Mrs. Robinson again got up. 'Surely,' she cried, 'you can understand how it is with me? You love Ludovic—supposing that you suddenly heard, now, that he was married—what would you do?—how would you feel?'

But Cecily, looking at her in dumb, agonized distress, made no answer.

'You are too kind to say so, but I know quite well what you would do. You would go away, and never see him again. It might kill you, but you would never do what you believed to be wrong.'

'Wrong for him, too,' the girl said, with difficulty.

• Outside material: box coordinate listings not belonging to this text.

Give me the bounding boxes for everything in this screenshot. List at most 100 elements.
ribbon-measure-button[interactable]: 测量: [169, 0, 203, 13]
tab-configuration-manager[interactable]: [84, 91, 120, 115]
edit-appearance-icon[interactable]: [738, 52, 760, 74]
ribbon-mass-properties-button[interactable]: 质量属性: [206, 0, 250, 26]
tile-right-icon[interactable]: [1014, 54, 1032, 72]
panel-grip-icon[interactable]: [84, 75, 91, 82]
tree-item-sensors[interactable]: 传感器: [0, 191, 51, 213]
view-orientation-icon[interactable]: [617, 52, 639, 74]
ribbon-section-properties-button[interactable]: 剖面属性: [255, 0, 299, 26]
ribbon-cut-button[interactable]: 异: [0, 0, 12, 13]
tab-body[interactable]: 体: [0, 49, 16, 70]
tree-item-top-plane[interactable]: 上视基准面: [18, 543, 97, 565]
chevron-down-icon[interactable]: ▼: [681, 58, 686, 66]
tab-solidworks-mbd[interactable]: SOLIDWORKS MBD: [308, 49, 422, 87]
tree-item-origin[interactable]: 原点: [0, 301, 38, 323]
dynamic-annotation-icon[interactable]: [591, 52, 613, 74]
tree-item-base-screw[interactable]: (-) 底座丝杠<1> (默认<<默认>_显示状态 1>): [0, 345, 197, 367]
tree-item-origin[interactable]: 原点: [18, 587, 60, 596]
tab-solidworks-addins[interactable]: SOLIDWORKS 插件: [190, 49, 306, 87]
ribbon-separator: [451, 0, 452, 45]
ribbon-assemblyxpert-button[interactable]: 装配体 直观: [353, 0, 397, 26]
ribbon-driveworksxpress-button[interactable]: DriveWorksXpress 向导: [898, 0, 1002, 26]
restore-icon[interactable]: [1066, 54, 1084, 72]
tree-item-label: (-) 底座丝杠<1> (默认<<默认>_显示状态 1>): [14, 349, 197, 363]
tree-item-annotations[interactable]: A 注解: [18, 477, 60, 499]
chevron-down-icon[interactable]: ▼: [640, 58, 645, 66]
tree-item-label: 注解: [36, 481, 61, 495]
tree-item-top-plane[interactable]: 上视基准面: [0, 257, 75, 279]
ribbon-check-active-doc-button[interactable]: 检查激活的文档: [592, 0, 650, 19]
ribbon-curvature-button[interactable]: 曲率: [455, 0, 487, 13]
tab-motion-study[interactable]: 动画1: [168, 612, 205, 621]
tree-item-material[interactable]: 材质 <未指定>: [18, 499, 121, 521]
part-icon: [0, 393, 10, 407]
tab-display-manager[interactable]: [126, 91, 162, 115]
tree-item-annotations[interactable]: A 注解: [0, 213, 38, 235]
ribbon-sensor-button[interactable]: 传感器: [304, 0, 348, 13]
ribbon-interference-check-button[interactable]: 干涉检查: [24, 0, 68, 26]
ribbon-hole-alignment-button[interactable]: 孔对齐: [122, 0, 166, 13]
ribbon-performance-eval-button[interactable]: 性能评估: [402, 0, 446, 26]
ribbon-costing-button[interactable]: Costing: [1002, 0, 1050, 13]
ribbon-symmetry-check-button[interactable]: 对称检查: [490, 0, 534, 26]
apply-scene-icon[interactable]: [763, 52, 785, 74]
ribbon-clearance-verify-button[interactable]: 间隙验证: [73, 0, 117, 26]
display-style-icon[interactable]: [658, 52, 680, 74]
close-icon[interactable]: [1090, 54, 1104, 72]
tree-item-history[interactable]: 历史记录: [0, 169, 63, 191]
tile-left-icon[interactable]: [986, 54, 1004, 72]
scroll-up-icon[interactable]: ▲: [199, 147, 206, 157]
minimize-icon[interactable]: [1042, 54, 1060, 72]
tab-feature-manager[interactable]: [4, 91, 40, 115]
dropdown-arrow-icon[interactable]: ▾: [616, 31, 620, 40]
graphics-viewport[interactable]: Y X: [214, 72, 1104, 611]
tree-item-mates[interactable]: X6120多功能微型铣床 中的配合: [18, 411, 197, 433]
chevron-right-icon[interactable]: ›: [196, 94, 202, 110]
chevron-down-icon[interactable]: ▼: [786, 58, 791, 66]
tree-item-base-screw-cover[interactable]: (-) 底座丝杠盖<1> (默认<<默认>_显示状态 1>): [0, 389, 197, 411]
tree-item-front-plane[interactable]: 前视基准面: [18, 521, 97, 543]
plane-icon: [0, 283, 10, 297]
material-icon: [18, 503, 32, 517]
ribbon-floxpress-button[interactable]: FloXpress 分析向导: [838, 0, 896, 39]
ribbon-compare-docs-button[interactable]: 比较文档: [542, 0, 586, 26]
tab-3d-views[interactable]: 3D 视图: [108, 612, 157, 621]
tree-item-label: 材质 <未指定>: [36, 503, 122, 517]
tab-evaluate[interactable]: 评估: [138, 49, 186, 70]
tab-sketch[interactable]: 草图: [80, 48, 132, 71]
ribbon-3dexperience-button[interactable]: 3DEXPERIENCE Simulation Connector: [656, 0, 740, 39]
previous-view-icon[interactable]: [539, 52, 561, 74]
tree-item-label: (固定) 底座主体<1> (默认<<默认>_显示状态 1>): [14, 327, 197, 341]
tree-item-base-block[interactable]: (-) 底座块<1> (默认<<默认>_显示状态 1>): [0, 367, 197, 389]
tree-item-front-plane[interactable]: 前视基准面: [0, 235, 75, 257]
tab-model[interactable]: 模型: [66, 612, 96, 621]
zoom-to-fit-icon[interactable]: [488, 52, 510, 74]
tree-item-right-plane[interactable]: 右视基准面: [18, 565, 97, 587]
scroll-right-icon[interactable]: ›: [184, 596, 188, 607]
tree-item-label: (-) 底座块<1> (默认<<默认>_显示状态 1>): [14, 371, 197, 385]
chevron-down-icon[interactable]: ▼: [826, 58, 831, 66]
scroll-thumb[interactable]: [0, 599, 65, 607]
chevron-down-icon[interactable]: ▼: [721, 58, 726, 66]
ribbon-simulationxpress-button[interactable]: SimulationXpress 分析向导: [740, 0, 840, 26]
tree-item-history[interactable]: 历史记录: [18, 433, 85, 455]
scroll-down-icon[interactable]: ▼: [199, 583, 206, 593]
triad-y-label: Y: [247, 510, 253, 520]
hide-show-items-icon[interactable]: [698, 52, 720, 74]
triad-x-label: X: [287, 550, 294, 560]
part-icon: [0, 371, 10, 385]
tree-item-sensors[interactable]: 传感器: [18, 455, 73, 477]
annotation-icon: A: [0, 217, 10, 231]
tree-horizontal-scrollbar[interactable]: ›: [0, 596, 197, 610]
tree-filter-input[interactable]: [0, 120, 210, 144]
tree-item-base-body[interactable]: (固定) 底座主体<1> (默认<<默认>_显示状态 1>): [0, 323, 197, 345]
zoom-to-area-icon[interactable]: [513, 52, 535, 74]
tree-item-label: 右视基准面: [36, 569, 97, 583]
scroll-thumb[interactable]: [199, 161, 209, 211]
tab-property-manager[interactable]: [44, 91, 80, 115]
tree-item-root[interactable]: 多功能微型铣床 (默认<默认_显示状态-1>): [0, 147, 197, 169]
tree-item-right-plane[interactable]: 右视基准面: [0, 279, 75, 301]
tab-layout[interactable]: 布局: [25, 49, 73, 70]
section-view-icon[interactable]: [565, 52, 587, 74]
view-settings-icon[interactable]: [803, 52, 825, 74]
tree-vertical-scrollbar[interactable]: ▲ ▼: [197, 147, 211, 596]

'Well, I am not good, like you. If I had hesitated—and Cecily, believe me, I never did so, not for a moment—it would have been owing to mean, worldly considerations——'

'Do you, then, love him so very much?'

'Ah, my dear! Listen, Cecily, and I will tell you of our first meeting. It was in the Gare de Lyon, when we—Motey and I—were on our way to Pol les Thermes. I lost my purse, and he came forward, offered to lend me what I needed. Should I'—Penelope's voice altered, became curiously introspective, questioning—'should I have taken money from a stranger?' And then as Cecily looked at her, amazed, 'I tell you that from the moment our eyes met we knew one another in a more real sense than many lovers do after years of communion. My unhappiness the last few days has come from his absence, from the knowledge, too, that we are both to be tormented, as I am now being tormented—by you.' And, as Cecily made a gesture of protest, 'Yes, my dear, by you! Why, he has also been attacked by old Mr. Gumberg, of all people in the world!'

Penelope laughed nervously. She took the girl by the arm, and silently they retraced their footsteps through the quiet house—the silence broken at intervals by Cecily's long sighing sobs.

Some moments later, Wantley, going up to bed with uneasy mind, for he had heard the sound of Cecily's distress, met his cousin face to face. A white cloak concealed her figure, and a black silk hood her resplendent hair.

They looked at one another for a moment. Then very deliberately he spread out his arms, barring the way. 'You cannot, shall not go down to the Beach Room!' he whispered.